Finalmente mi sono liberata di Nowak. Sono quattro giorni ormai che non lo vedo e non lo sento. Dopo la nostra interminabile serata insieme si è premurato il giorno seguente di spedirmi via email l'accordo di Kristen in versione rivisitata, mentre io mi sono limitata a firmarlo e farlo recapitare alla mia ex suocera senza avere contatti con l'avvoccato. Nonostante detesti ammetterlo ha fatto un ottimo lavoro. Al contrario di quanto stipulato nell'accordo precedente mi ha reso esente da responsabilità che riguardano complicazioni non prevedibili. Peccato che tutto questo non è andato a genio a Kristen, la quale mi ha fatto ricevere una terza versione rivisitata al mio arrivo in ospedale.
Mi sarebbe toccato richiamare Nowak e chiedergli di spiegarmi tutte le clausole contenute in quel dannato documento che, con molta probabilità, mi avrebbero incastrato, ma come ho già detto mi sono liberata di lui quattro giorni fa. Ho chiamato la sua segretaria, la graziosa bionda di nome Samantha, per disdire l'appuntamento di questa mattina. Le ho chiesto esplicitamente di assegnarmi a un altro legale del loro studio. "Uno che non va d'accordo con Nowak" ho specificato. "Ne è sicura?" si è accertata lei. Non potevo vederla ma avrei giurato che in quel momento le sue sottili sopracciglia bionde fossero aggrottate in un'espressione esterrefatta. "Il signor Nowak non la prenderà per niente bene" ha sospirato. Certo che ne ero sicura e certo che non l'avrebbe presa bene. Volevo farlo imbestialire di proposito. Quell'uomo, nonostante i suoi modi di fare garbati ed esageratamente rispettosi, era l'essere più presuntuoso e arrogante che avessi mai conosciuto. Una freccia scoccata dritta nel suo petto gonfio d'orgoglio sarebbe stata la mossa migliore per farlo scendere dal suo piedistallo dorato. "Ne sono più che sicura!" ho replicato convinta. "Mi assegni all'avvocato Jordan o mi rivolgerò a un altro studio legale" l'ho minacciata. Avevo sentito dire in giro, informandomi qua e là con i colleghi che praticavano il suo studio, che tra i due sembrava non scorresse buon sangue. Quale modo migliore di fargliela pagare se non scegliere di essere assistita dal suo rivale?

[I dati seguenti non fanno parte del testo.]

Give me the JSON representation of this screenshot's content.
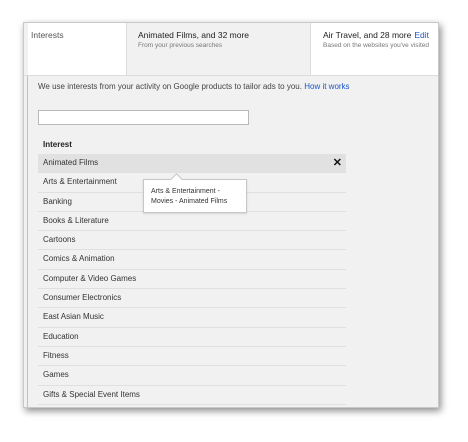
{
  "tabs": {
    "interests_label": "Interests",
    "films": {
      "title": "Animated Films, and 32 more",
      "subtitle": "From your previous searches"
    },
    "travel": {
      "title": "Air Travel, and 28 more",
      "edit_label": "Edit",
      "subtitle": "Based on the websites you've visited"
    }
  },
  "intro": {
    "text": "We use interests from your activity on Google products to tailor ads to you.",
    "link": "How it works"
  },
  "search": {
    "value": ""
  },
  "list": {
    "header": "Interest",
    "remove_symbol": "✕",
    "items": [
      "Animated Films",
      "Arts & Entertainment",
      "Banking",
      "Books & Literature",
      "Cartoons",
      "Comics & Animation",
      "Computer & Video Games",
      "Consumer Electronics",
      "East Asian Music",
      "Education",
      "Fitness",
      "Games",
      "Gifts & Special Event Items"
    ]
  },
  "tooltip": {
    "line1": "Arts & Entertainment -",
    "line2": "Movies - Animated Films"
  }
}
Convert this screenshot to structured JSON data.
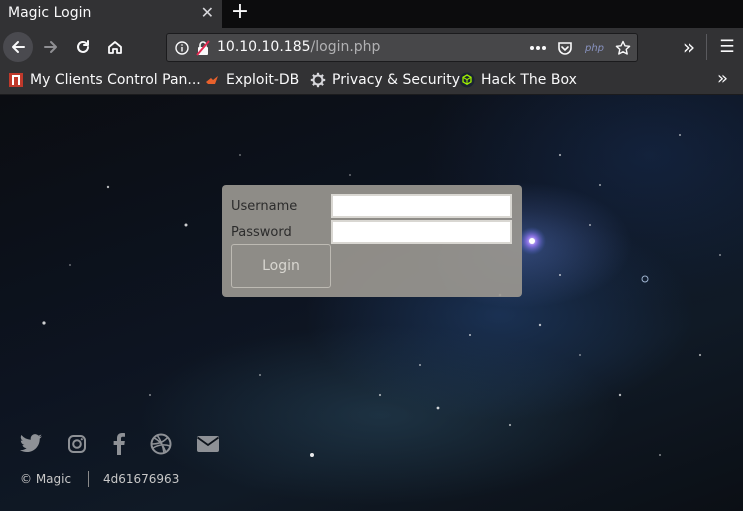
{
  "browser": {
    "tab_title": "Magic Login",
    "tab_close": "✕",
    "new_tab": "+",
    "url_host": "10.10.10.185",
    "url_path": "/login.php",
    "page_action_php": "php",
    "overflow": "»",
    "menu": "☰"
  },
  "bookmarks": [
    {
      "label": "My Clients Control Pan...",
      "icon": "red-building-icon"
    },
    {
      "label": "Exploit-DB",
      "icon": "exploit-db-icon"
    },
    {
      "label": "Privacy & Security",
      "icon": "gear-icon"
    },
    {
      "label": "Hack The Box",
      "icon": "htb-cube-icon"
    }
  ],
  "bookmarks_overflow": "»",
  "login": {
    "username_label": "Username",
    "password_label": "Password",
    "username_value": "",
    "password_value": "",
    "submit_label": "Login"
  },
  "social": [
    "twitter-icon",
    "instagram-icon",
    "facebook-icon",
    "dribbble-icon",
    "envelope-icon"
  ],
  "footer": {
    "copyright": "© Magic",
    "hex": "4d61676963"
  },
  "colors": {
    "chrome": "#323234",
    "tabbar": "#0c0c0d",
    "login_box": "#99968f",
    "social_icon": "#8e9196"
  }
}
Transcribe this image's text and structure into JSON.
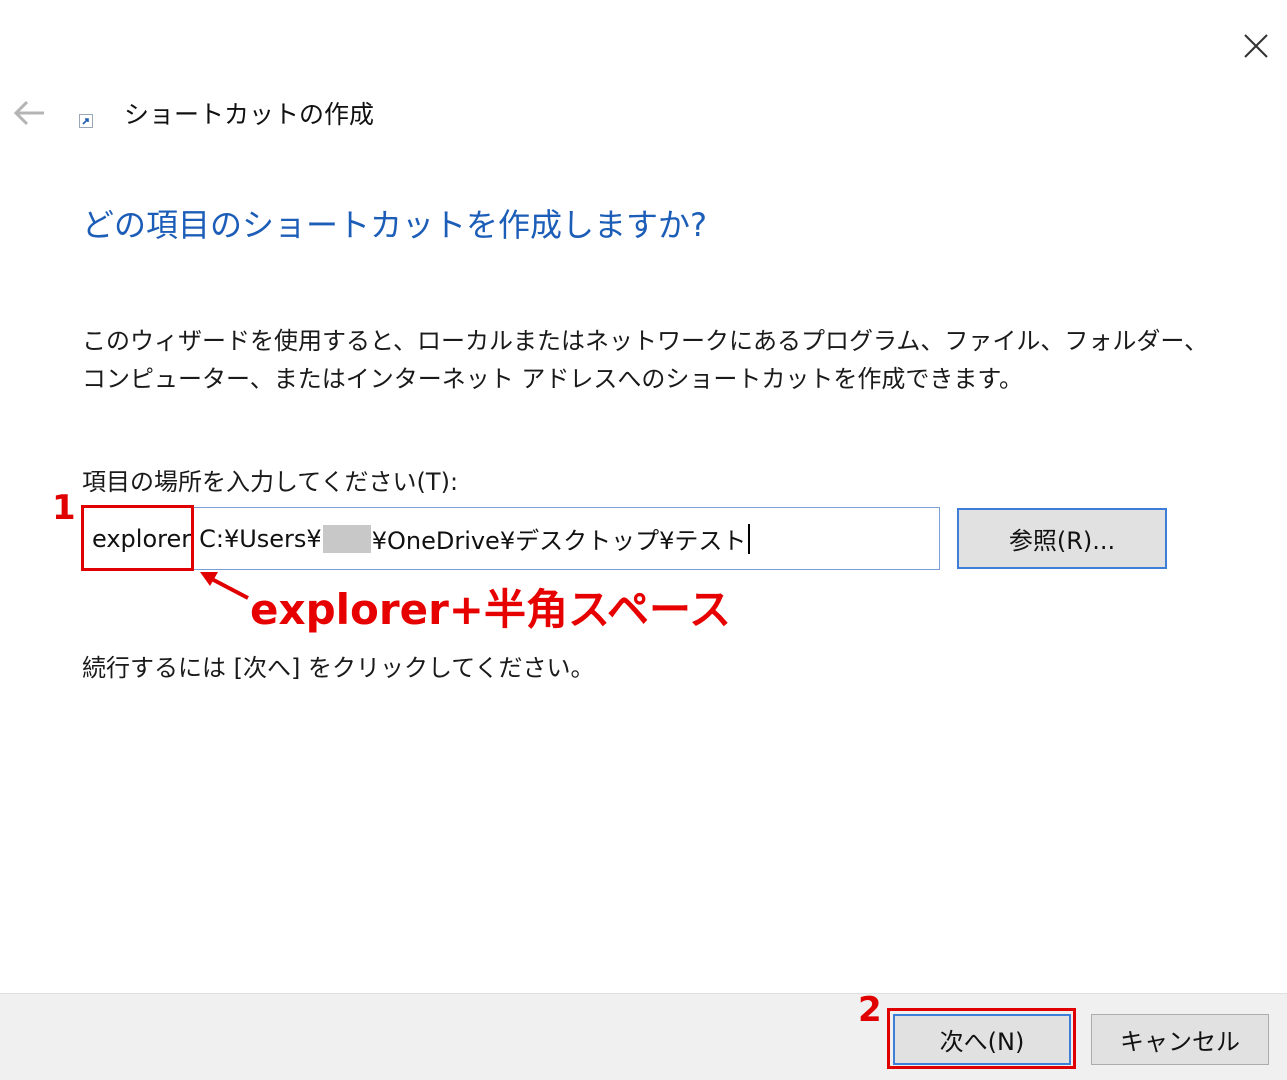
{
  "window": {
    "title": "ショートカットの作成"
  },
  "heading": "どの項目のショートカットを作成しますか?",
  "description": "このウィザードを使用すると、ローカルまたはネットワークにあるプログラム、ファイル、フォルダー、コンピューター、またはインターネット アドレスへのショートカットを作成できます。",
  "location_field": {
    "label": "項目の場所を入力してください(T):",
    "typed_prefix": "explorer",
    "path_start": "C:¥Users¥",
    "path_end": "¥OneDrive¥デスクトップ¥テスト"
  },
  "browse_button": "参照(R)...",
  "continue_hint": "続行するには [次へ] をクリックしてください。",
  "footer": {
    "next_button": "次へ(N)",
    "cancel_button": "キャンセル"
  },
  "annotations": {
    "step1_number": "1",
    "step1_text": "explorer+半角スペース",
    "step2_number": "2",
    "color": "#e00000"
  },
  "colors": {
    "heading": "#1c5db8",
    "focus_border": "#3d7fd8",
    "footer_bg": "#f0f0f0"
  },
  "icons": [
    "close-icon",
    "back-arrow-icon",
    "shortcut-icon",
    "annotation-arrow-icon"
  ]
}
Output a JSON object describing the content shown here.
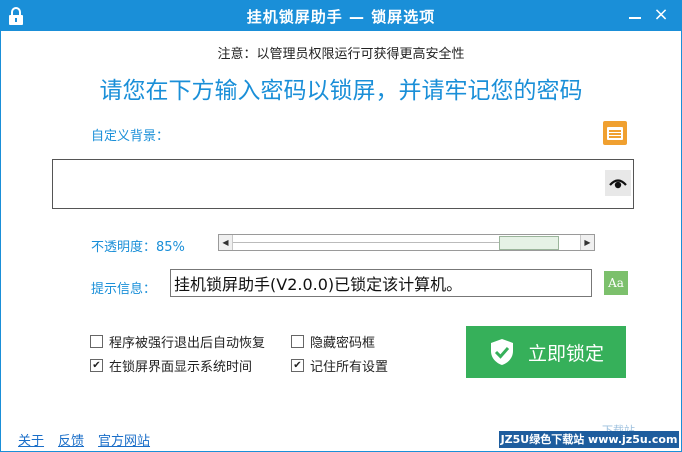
{
  "window": {
    "title": "挂机锁屏助手 — 锁屏选项",
    "close_glyph": "×",
    "accent_color": "#1a8fd8"
  },
  "notice": "注意：以管理员权限运行可获得更高安全性",
  "headline": "请您在下方输入密码以锁屏，并请牢记您的密码",
  "background": {
    "label": "自定义背景：",
    "browse_icon": "folder-icon",
    "visibility_icon": "eye-icon"
  },
  "opacity": {
    "label": "不透明度：85%",
    "value_percent": 85,
    "left_arrow": "◀",
    "right_arrow": "▶"
  },
  "hint": {
    "label": "提示信息：",
    "value": "挂机锁屏助手(V2.0.0)已锁定该计算机。",
    "font_button": "Aa"
  },
  "options": [
    {
      "label": "程序被强行退出后自动恢复",
      "checked": false
    },
    {
      "label": "在锁屏界面显示系统时间",
      "checked": true
    },
    {
      "label": "隐藏密码框",
      "checked": false
    },
    {
      "label": "记住所有设置",
      "checked": true
    }
  ],
  "lock_button": {
    "label": "立即锁定",
    "color": "#36b05a",
    "icon": "shield-check-icon"
  },
  "footer": {
    "about": "关于",
    "feedback": "反馈",
    "website": "官方网站"
  },
  "watermark": {
    "text": "JZ5U绿色下载站 www.jz5u.com",
    "back_text": "…下载站"
  }
}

Ad ogni modo, nonostante gli ultimi quattro giorni siano stati un vero inferno per me, visto la preoccupazione che mi affligge con l'avvicinarsi dell'intervento di Evans e la sua disintossicazione, mi sento più leggera ora che ho dato a quell'avvocato arrogante e presuntuoso quel che merita.

Mentre sono concentrata a riparare l'arto del mio paziente, steso sul mio tavolo operatorio da quasi un'ora ormai, non faccio nemmeno caso al suono del telefono che squilla dentro la sala. Mi sento presa unicamente dal mio lavoro come non accadeva da tempo. Un infermiere si allontana per rispondere intanto che io chiedo allo strumentista di passarmi un bisturi dalla lama più piccola. «Dottoressa Sullivan è per lei» m'informa Lars, reggendo il telefono. Continuo indisturbata a svolgere il mio lavoro. Non sollevo nemmeno gli occhi dal tavolo operatorio. «Di che si tratta? Sono nel bel mezzo di un intervento. Non posso lasciare» replico distrattamente.
«Dicono che è importante. La desiderano urgentemente in reparto». Riporta le parole che gli stanno riferendo dall'altro lato della linea telefonica con un certo grado di allarmismo ed io mi agito di conseguenza. Interrompo i passaggi che stavo eseguendo per non distrarmi e concentrare la mia attenzione su di lui.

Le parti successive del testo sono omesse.